Apontas a câmara, esperas dois segundos e já está. Abriste o link. Simples, rápido e automático. É precisamente essa confiança quase instantânea que está a ser explorada numa nova vaga de burlas chamada Quishing. E sim, pode custar-te dinheiro.
A GNR publicou recentemente um alerta em vídeo sobre esta técnica que está a ganhar terreno em Portugal. O nome mistura “QR code” com “phishing”, mas o esquema é ainda mais discreto do que os emails duvidosos que já aprendeste a ignorar, pois aqui, basta um momento de distração e apontar a câmara.

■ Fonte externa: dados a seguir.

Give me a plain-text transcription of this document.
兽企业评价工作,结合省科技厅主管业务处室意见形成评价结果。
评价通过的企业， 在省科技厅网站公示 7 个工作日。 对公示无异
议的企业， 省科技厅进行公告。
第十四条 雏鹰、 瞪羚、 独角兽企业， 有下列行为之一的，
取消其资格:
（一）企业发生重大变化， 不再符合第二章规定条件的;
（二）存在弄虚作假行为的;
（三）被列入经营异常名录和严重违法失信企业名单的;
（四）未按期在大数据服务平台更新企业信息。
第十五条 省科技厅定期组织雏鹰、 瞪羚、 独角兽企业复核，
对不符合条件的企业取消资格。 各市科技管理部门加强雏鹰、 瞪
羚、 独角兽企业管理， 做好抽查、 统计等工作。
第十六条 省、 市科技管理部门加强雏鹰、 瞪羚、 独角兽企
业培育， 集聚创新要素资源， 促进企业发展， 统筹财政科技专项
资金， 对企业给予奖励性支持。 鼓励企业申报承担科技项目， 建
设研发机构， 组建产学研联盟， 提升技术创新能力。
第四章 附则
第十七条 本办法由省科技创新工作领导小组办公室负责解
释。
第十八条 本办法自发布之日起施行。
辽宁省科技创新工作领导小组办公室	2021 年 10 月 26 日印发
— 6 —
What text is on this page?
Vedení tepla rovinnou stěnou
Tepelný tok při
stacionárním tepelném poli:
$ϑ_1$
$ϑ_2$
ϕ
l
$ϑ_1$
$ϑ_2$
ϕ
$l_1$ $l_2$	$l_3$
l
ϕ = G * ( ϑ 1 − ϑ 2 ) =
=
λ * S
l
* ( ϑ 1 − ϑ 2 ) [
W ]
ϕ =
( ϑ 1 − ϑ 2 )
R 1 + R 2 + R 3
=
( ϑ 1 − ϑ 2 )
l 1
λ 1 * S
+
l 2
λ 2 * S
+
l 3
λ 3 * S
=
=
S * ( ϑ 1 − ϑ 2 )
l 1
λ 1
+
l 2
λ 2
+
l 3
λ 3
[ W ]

O que é afinal o Quishing?
É o simples ato de alguém criar um código QR falso que, em vez de te levar ao site legítimo, redireciona-te para uma página maliciosa.
Tu pensas que estás:
- A pagar um estacionamento
- A consultar o menu de um restaurante
- A aceder a informações num museu
- A confirmar dados de uma encomenda
Mas na realidade estás a entrar num site criado para te roubar dados. E como os QR codes não mostram o endereço antes de abrir, a fraude passa despercebida com facilidade.
Porque é que esta burla funciona tão bem?
Porque os códigos QR estão por todo o lado. Depois da pandemia, tornaram-se quase invisíveis no nosso dia a dia. Restaurantes, transportes, cartazes de rua, máquinas de pagamento, multas de estacionamento, até anúncios colados em postes.
Qualquer pessoa pode gerar um QR code em segundos. E pior: pode imprimi-lo e colá-lo por cima do original sem grande dificuldade. À vista desarmada, parece legítimo. E é aí que está o perigo.
O que pode acontecer se fores apanhado no esquema?
Os cenários variam, mas nenhum é simpático.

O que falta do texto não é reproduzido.